One of the things that seems to have distinguished homo sapiens sapiens from our neighbor subspecies like neanderthalensis and denisova is that our populations wandered. A lot. Sailing across the horizon simply because there was a horizon to sail across, even though that was often a dangerous or lethal proposition. Some anthropologists and paleontologists even think this is part of what made anatomically modern humans succeed so well.
Humans are also excellent persistence hunters, have a ferociously strong pack-bonding instinct (seriously, we'll personify damn near anything), and frequently see so many patterns in nature we may as well have a species-wide case of apophenia.
So, I'd make "Wanderfolk" represent these characteristics. Greater endurance (perhaps a resistance to Exhaustion or similar mechanics), an easier time using diplomacy and insight in ways that relate to other species, and superior investigation skills with a slight propensity to see more than is really there (e.g., perhaps a 1/SR advantage on Perception, but worse consequences for failure, or partially wrong/mixed fact-and-fancy answers even on a success if you roll doubles.)
I'm fine with preserving the "get a bonus feat" thing, as that's a perfectly reasonable choice and dovetails at least a little with the above.
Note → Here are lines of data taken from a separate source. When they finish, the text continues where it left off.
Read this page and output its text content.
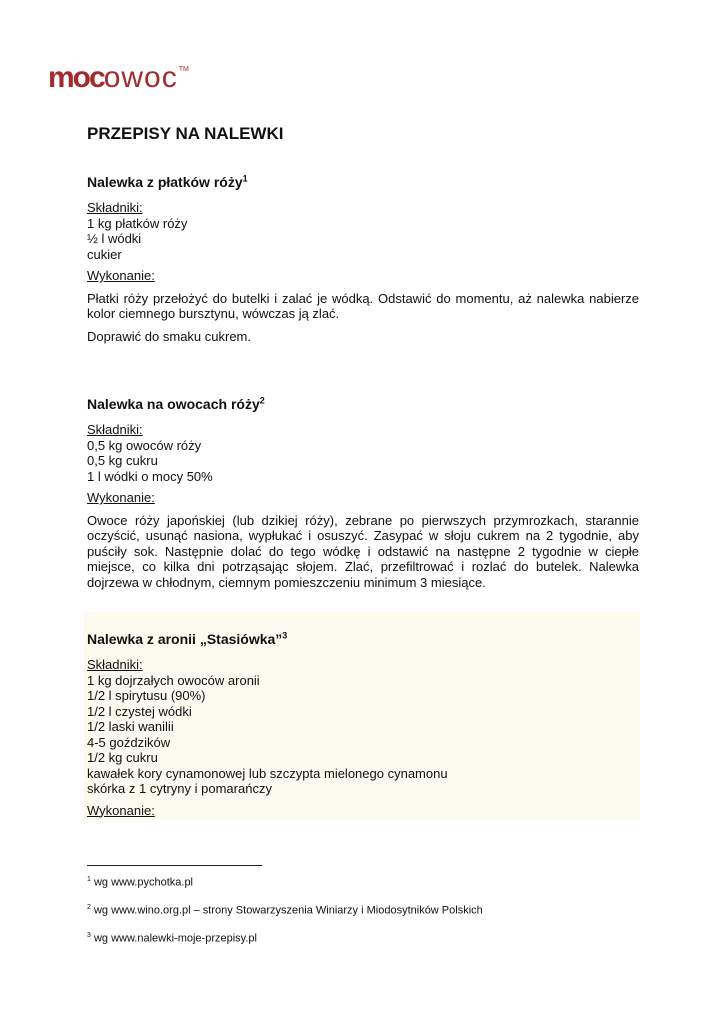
mocowoc™
PRZEPISY NA NALEWKI
Nalewka z płatków róży$^1$

Składniki:

1 kg płatków róży

½ l wódki

cukier

Wykonanie:

Płatki róży przełożyć do butelki i zalać je wódką. Odstawić do momentu, aż nalewka nabierze kolor ciemnego bursztynu, wówczas ją zlać.

Doprawić do smaku cukrem.

Nalewka na owocach róży$^2$

Składniki:

0,5 kg owoców róży

0,5 kg cukru

1 l wódki o mocy 50%

Wykonanie:

Owoce róży japońskiej (lub dzikiej róży), zebrane po pierwszych przymrozkach, starannie oczyścić, usunąć nasiona, wypłukać i osuszyć. Zasypać w słoju cukrem na 2 tygodnie, aby puściły sok. Następnie dolać do tego wódkę i odstawić na następne 2 tygodnie w ciepłe miejsce, co kilka dni potrząsając słojem. Zlać, przefiltrować i rozlać do butelek. Nalewka dojrzewa w chłodnym, ciemnym pomieszczeniu minimum 3 miesiące.

Nalewka z aronii „Stasiówka”$^3$

Składniki:

1 kg dojrzałych owoców aronii

1/2 l spirytusu (90%)

1/2 l czystej wódki

1/2 laski wanilii

4-5 goździków

1/2 kg cukru

kawałek kory cynamonowej lub szczypta mielonego cynamonu

skórka z 1 cytryny i pomarańczy

Wykonanie:

$^1$ wg www.pychotka.pl
$^2$ wg www.wino.org.pl – strony Stowarzyszenia Winiarzy i Miodosytników Polskich
$^3$ wg www.nalewki-moje-przepisy.pl
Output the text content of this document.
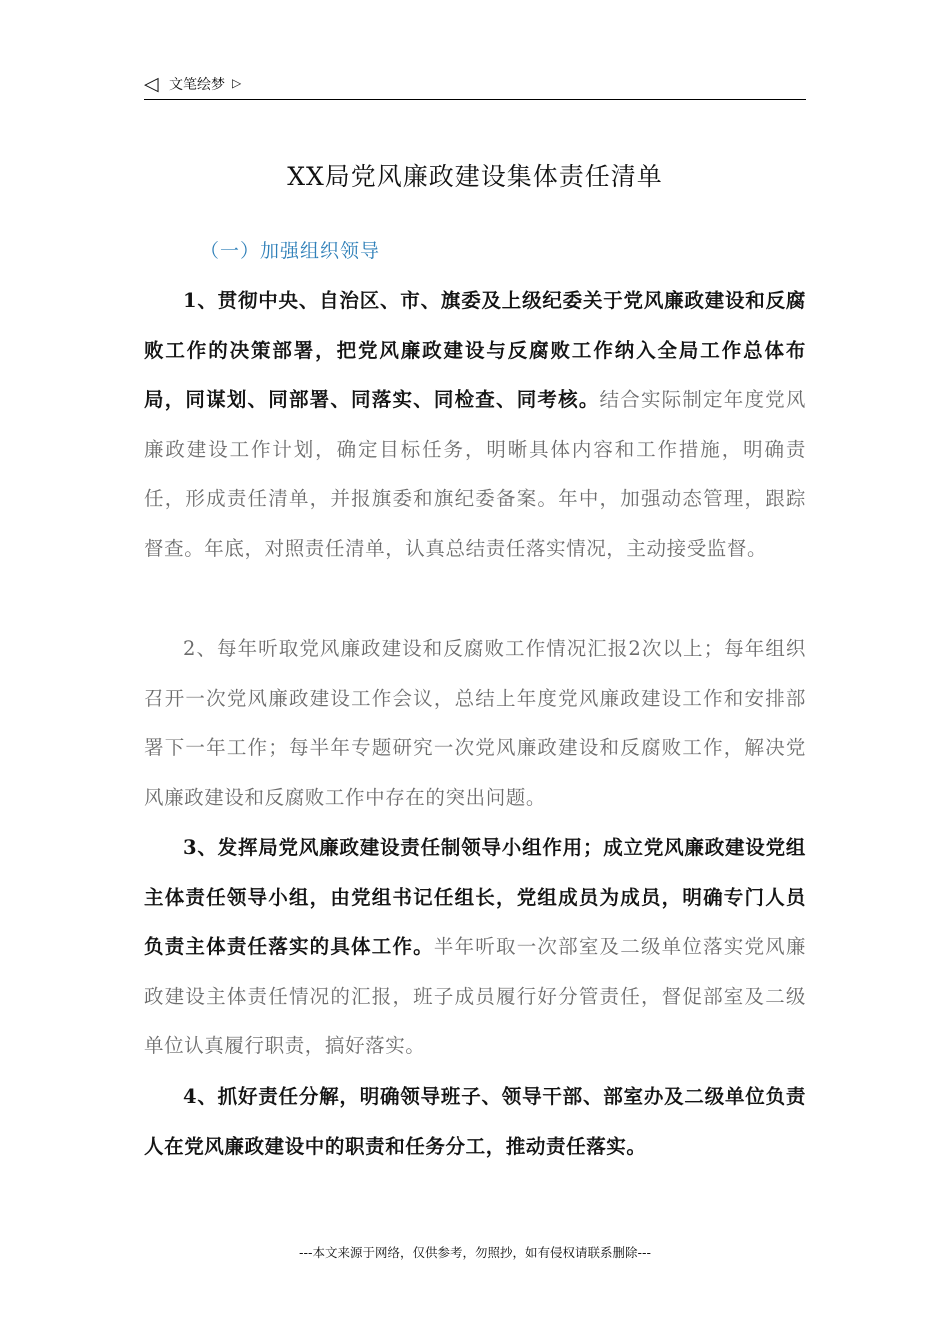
◁ 文笔绘梦 ▷
XX局党风廉政建设集体责任清单
（一）加强组织领导

1、贯彻中央、自治区、市、旗委及上级纪委关于党风廉政建设和反腐败工作的决策部署，把党风廉政建设与反腐败工作纳入全局工作总体布局，同谋划、同部署、同落实、同检查、同考核。结合实际制定年度党风廉政建设工作计划，确定目标任务，明晰具体内容和工作措施，明确责任，形成责任清单，并报旗委和旗纪委备案。年中，加强动态管理，跟踪督查。年底，对照责任清单，认真总结责任落实情况，主动接受监督。

2、每年听取党风廉政建设和反腐败工作情况汇报2次以上；每年组织召开一次党风廉政建设工作会议，总结上年度党风廉政建设工作和安排部署下一年工作；每半年专题研究一次党风廉政建设和反腐败工作，解决党风廉政建设和反腐败工作中存在的突出问题。

3、发挥局党风廉政建设责任制领导小组作用；成立党风廉政建设党组主体责任领导小组，由党组书记任组长，党组成员为成员，明确专门人员负责主体责任落实的具体工作。半年听取一次部室及二级单位落实党风廉政建设主体责任情况的汇报，班子成员履行好分管责任，督促部室及二级单位认真履行职责，搞好落实。

4、抓好责任分解，明确领导班子、领导干部、部室办及二级单位负责人在党风廉政建设中的职责和任务分工，推动责任落实。

---本文来源于网络，仅供参考，勿照抄，如有侵权请联系删除---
By comparison, dragonborn, who develop more quickly than humans and thus lead longer adult lives, and who have to spend far less time, y'know, worrying about pregnancy and such? They're much more about building grand and tall, rather than seeing what lies beyond the horizon. They have far less pack-bonding and far more friend-(or foe)-making interest (both are gregarious but for different reasons), and dragonborn are physically stronger and heal faster, but don't have the hours-on-end endurance humans do. Clan and legacy are everything to the typical dragonborn, while most humans are rather more individualistic; not that there aren't exceptions, of course, but these are the general trends.